Moria Refugee Camp on Lesvos

Moria Refugee Camp on Lesvos
Moria Refugee Camp on Lesvos

Sunday, 11 January 2015

Meeting God in Mark

I am sure that this isn’t the first time that I have mentioned Chariots of Fire as my all time favourite film. It is about the small group of young men and women who, still in the shadow of the Great War, form the British team for the Paris Olympics. One of the characters is a Scot, a runner of huge courage, the son of a missionary and also himself a minister. In one scene he has won a race at an athletics meeting in an industrial town. The rain is pouring down and he is addressing the crowd likening the running of a race to the Christian journey and pointing to the source of energy being within. He quotes St Matthew, ‘The Kingdom of God is within’. It is many years since the first time I saw the film and this phrase has stuck with me. 

Just before Christmas, I happened upon a short book by former Archbishop Rowan Williams entitled ‘Meeting God in Mark’. I didn’t buy it straight away,  but it kept beckoning and so eventually I relented. What a good decision. I always used to think of Rowan Williams as far too clever for me, all long words and deep theology. This book, and actually quite a few others, is definitely not. It is lucid and compelling. 

It is of course about St Mark’s gospel, the shortest and the earliest of the four in the Bible. Its central thesis is built round the same idea as my Chariots of Fire runner, that God is not some magician ‘out there’, rather He is within us, most particularly within Jesus. Williams argues that St Mark challenges us to place trust not in a God who is powerful as some men are powerful, but as a powerless God found in the abandoned Jesus. He stresses that this is both hard to grasp and hard for Jesus to explain and Mark to write. It is why that, so often in St Mark’s gospel, the disciples fail to grasp what is being said. It doesn’t make sense in earthly terms. It is a wholly new way of thinking. 

Possibly one of the most powerful points that Williams makes is that Mark may well have written what St Peter remembered of Jesus.

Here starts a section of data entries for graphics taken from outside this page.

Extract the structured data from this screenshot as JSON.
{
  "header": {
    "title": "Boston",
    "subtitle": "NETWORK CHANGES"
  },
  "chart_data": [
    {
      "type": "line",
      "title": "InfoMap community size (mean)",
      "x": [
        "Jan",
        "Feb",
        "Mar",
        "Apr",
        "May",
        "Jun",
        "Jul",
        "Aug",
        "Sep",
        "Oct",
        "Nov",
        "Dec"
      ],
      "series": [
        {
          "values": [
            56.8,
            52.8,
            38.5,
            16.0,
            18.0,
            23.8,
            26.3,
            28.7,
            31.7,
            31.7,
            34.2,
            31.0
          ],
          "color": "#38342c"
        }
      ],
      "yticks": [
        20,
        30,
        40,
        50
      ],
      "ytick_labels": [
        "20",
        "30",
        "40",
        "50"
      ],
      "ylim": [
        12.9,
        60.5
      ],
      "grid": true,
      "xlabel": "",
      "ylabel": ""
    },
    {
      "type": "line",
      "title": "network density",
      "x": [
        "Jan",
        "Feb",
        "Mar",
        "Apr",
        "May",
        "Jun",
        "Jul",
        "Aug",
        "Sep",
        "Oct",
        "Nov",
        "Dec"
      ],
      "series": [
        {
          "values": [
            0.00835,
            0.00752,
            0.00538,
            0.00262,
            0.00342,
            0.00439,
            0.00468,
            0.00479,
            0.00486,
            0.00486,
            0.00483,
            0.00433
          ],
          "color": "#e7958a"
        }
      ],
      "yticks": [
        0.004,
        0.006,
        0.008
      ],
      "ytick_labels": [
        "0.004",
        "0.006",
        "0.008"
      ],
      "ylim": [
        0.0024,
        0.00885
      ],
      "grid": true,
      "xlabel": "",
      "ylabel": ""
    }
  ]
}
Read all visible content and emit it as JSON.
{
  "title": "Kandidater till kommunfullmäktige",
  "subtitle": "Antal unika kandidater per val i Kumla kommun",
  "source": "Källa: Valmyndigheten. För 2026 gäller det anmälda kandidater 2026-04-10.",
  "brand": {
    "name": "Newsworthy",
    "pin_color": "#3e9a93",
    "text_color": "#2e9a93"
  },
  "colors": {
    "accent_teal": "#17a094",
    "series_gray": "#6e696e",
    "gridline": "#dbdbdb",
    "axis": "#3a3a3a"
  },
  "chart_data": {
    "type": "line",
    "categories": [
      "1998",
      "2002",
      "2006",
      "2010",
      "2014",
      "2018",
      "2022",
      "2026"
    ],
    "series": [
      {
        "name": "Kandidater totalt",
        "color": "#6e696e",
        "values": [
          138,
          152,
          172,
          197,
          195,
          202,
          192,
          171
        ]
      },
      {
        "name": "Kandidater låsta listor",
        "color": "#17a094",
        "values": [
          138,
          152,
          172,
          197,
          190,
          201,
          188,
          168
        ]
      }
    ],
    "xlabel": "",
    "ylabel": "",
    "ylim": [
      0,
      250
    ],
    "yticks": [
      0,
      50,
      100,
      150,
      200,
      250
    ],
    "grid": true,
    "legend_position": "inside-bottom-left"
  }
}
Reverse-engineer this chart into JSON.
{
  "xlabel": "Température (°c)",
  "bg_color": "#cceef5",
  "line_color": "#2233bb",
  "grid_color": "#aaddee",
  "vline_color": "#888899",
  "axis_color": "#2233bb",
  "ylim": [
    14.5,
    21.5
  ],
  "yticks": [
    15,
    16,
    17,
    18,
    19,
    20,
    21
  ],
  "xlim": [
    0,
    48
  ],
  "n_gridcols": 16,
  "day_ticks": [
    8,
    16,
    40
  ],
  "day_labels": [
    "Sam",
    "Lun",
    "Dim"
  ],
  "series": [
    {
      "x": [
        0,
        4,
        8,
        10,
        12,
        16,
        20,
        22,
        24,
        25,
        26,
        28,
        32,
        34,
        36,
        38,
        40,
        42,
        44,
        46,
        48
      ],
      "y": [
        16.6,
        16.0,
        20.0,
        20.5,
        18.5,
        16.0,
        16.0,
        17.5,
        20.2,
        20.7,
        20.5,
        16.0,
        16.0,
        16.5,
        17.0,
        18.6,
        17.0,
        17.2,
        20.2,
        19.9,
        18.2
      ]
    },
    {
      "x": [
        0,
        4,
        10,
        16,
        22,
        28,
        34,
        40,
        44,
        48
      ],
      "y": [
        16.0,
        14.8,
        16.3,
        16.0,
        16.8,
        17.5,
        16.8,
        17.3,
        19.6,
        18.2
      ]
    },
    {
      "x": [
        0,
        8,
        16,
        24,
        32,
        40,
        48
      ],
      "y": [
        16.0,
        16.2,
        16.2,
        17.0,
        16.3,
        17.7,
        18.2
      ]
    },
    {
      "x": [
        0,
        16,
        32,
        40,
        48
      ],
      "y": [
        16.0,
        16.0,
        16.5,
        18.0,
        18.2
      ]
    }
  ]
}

This is powerful when we recall how often Peter failed to grasp what Jesus was saying, failed to see the new way and, crucially, failed to admit to knowing Jesus just at the point when Jesus was most powerless, and so most Godly.

It is hard. I most certainly fail to do it justice, so I encourage you to read Rowan Williams for yourself, although, even then as he himself acknowledges, as soon as you think you have grasped it, you too will flounder. So back to St Mark himself, not once or twice, but many times to nudge us closer to St Mark’s life changing realisation.